= Pleasure Ridge Park, Louisville =

Neighborhood in Louisville, Kentucky, US

Pleasure Ridge Park (PRP) is a former census-designated place (CDP) in southwest Jefferson County, Kentucky, United States. The population was 26,212 at the 2010 census. In 2003, the area was annexed to the city of Louisville due to a merger between the city and Jefferson County's unincorporated communities. Pleasure Ridge Park is now said to be a neighborhood within the city limits of Louisville by local media.

This community is served by the Pleasure Ridge Park Fire Protection District. The Pleasure Ridge Park Fire Protection District is one of seven volunteer and combination departments that make up the Jefferson County Fire Service. This department covers 62 square miles and serves the citizens of Pleasure Ridge Park, Valley Station, Lake Dreamland and Rubbertown Area in southwestern Jefferson County, Kentucky.

Pleasure Ridge Park High School is located in the area.

==History==

The area was first sparsely settled by French and German Catholics in the mid-19th century, and the first church, St. Andrew's Church, was built in 1851, and although it no longer exists, a major local road still bears its name. What is now the Paducah and Louisville Railway built a station in the area in 1874, and a summer resort and hotel called Paine Hotel developed around a shaded ridge on Muldraugh Hill, what came to be called Pleasure Ridge. The name Pleasure Ridge Park was chosen for the first post office in the area in 1876. The area continued to be popular for tourism until World War I.

By the 1950s, the area began expanding rapidly as subdivisions were built. People moving to the area liked its cheap land and location reasonably close to both Downtown Louisville and Fort Knox. Residents blocked a 1984 attempt by the nearby city of Shively to annex Pleasure Ridge Park.

In 2002, a team from Pleasure Ridge Park won the Little League World Series.

==Geography==
Pleasure Ridge Park is located at . It is in southwest Jefferson County, Kentucky.

According to the United States Census Bureau, the CDP has a total area of 21.5 km2, all land.

==Demographics==

As of the census of 2000, there were 25,776 people, 10,290 households, and 7,347 families residing in the CDP. The population density was 1,196.2 /km2. There were 10,643 housing units at an average density of 493.9 /km2. The racial makeup of the CDP was 94.39% White, 3.84% African American, 0.20% Native American, 0.43% Asian, 0.03% Pacific Islander, 0.30% from other races, and 0.80% from two or more races. Hispanic or Latino of any race were 0.90% of the population.

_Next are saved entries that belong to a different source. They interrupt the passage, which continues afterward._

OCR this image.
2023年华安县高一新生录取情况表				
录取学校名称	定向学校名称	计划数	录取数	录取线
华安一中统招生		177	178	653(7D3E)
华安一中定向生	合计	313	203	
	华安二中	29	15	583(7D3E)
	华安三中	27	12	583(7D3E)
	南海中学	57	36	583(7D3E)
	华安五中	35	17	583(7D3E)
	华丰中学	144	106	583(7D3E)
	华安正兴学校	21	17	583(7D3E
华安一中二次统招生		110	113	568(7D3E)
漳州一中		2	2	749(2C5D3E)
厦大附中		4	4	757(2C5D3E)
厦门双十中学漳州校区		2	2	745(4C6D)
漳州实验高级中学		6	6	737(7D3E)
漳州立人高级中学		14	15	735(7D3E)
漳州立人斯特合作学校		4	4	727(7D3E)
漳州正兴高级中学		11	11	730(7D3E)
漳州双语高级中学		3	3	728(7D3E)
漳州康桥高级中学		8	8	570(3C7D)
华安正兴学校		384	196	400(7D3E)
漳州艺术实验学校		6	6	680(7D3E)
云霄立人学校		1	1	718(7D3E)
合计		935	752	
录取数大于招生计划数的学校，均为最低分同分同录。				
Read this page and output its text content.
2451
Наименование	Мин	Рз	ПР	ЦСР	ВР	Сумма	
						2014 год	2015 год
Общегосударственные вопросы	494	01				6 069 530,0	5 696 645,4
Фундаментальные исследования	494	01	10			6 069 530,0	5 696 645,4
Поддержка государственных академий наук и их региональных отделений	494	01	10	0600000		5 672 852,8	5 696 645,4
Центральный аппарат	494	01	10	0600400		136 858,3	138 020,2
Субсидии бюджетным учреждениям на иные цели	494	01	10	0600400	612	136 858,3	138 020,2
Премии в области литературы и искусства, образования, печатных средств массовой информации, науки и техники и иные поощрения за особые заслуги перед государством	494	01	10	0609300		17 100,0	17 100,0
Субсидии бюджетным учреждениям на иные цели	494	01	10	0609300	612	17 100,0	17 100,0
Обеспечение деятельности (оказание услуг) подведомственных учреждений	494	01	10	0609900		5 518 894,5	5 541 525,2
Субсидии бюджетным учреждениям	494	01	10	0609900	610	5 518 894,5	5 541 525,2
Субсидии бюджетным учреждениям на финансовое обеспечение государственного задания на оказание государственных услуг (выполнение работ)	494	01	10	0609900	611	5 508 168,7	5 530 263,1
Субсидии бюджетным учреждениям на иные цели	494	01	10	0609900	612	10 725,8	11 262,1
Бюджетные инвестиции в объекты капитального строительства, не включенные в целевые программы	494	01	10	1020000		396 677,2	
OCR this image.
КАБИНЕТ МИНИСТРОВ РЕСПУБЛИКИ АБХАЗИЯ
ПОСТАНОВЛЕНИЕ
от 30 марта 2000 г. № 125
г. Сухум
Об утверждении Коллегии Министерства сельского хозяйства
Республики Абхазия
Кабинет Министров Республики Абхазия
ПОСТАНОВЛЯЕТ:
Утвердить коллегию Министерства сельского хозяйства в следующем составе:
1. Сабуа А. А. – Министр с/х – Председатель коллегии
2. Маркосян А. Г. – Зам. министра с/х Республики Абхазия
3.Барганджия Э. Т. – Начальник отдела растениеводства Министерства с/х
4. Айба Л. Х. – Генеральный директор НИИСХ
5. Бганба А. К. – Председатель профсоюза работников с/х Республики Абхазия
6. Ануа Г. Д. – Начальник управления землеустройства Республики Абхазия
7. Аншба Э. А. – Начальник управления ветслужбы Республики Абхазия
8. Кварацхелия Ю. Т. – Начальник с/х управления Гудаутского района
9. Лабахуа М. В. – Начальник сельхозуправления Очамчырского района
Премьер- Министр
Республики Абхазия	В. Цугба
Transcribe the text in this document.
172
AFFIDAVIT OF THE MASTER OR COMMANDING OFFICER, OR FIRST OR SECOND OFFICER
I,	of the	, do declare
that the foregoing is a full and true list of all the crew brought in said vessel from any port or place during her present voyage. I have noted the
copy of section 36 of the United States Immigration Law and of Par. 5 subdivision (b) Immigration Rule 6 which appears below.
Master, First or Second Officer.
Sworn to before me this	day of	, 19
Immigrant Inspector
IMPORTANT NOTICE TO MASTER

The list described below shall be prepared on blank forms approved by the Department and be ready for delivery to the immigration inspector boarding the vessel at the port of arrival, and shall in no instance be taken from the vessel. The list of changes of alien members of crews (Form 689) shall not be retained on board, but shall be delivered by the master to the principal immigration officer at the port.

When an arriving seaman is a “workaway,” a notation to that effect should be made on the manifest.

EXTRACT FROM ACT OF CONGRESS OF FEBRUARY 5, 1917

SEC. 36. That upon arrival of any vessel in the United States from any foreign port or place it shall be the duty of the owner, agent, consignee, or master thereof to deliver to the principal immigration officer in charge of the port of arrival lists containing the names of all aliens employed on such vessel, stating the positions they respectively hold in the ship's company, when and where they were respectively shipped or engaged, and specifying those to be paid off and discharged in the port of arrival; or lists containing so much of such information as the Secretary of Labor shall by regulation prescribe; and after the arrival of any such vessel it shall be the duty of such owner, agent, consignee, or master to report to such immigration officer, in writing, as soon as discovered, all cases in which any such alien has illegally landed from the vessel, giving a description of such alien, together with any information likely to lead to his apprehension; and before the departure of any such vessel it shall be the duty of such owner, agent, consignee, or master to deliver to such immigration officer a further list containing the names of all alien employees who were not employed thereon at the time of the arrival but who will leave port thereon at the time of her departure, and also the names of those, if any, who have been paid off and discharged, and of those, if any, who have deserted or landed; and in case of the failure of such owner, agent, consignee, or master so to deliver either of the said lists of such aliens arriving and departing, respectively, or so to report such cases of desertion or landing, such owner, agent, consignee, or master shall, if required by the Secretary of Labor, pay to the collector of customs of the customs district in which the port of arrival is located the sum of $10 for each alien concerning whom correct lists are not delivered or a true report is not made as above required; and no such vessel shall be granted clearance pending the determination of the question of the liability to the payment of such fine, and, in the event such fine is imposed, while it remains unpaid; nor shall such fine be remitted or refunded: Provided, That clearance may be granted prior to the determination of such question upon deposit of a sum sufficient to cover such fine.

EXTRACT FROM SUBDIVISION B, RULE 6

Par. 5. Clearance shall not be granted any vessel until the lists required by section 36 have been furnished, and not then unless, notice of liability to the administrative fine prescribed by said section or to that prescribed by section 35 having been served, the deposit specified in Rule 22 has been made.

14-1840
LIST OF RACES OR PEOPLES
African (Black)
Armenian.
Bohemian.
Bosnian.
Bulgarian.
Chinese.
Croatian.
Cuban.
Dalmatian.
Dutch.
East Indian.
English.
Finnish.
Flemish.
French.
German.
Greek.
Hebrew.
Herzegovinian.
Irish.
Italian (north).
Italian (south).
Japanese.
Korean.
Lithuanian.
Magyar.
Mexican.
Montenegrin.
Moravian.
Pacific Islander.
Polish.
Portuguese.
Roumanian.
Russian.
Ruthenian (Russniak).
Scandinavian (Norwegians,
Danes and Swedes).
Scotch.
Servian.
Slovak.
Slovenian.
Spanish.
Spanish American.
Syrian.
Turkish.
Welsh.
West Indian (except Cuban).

There were 10,290 households, out of which 31.4% had children under the age of 18 living with them, 54.9% were married couples living together, 12.1% had a female householder with no husband present, and 28.6% were non-families. 24.4% of all households were made up of individuals, and 9.6% had someone living alone who was 65 years of age or older. The average household size was 2.50 and the average family size was 2.96.

In the CDP, the population was spread out, with 23.8% under the age of 18, 8.7% from 18 to 24, 30.5% from 25 to 44, 23.5% from 45 to 64, and 13.6% who were 65 years of age or older. The median age was 38 years. For every 100 females, there were 95.8 males. For every 100 females age 18 and over, there were 92.3 males.

The median income for a household in the CDP was $42,800 (2005), and the median income for a family was $53,296 (2005). Males had a median income of $35,263 versus $24,457 for females. The per capita income for the CDP was $18,337. About 5.0% of families and 6.6% of the population were below the poverty line, including 7.7% of those under age 18 and 4.6% of those age 65 or over. 8.7% of residents had a bachelor's degree or higher, 21.7% don't have a high school diploma.

Historical population
| Census | Pop. | Note | %± |
|---|---|---|---|
| 1960 | 10,612 |  | — |
| 1970 | 28,566 |  | 169.2% |
| 1980 | 27,332 |  | −4.3% |
| 1990 | 25,131 |  | −8.1% |
| 2000 | 25,776 |  | 2.6% |
| 2010 | 26,212 |  | 1.7% |

==Economy and growth==

Although growth in Pleasure Ridge Park is fairly slow, the area has seen an increase in small-scale retail in the last few years. Since the completion of the Greenbelt Highway many subdivisions have been built along or near the belt to allow for easy access to I-264 and I-265. Dixie Highway is now home to many national retail and restaurant chains that have opened in this part of Louisville.

There have been an abundance of new jobs in the Riverport area near the Ohio River. Many of these jobs have, of course, sprung up because of the UPS Worldport Expansion at the airport. Most of these jobs are in warehousing and logistics, but still provide the area with new employment opportunities.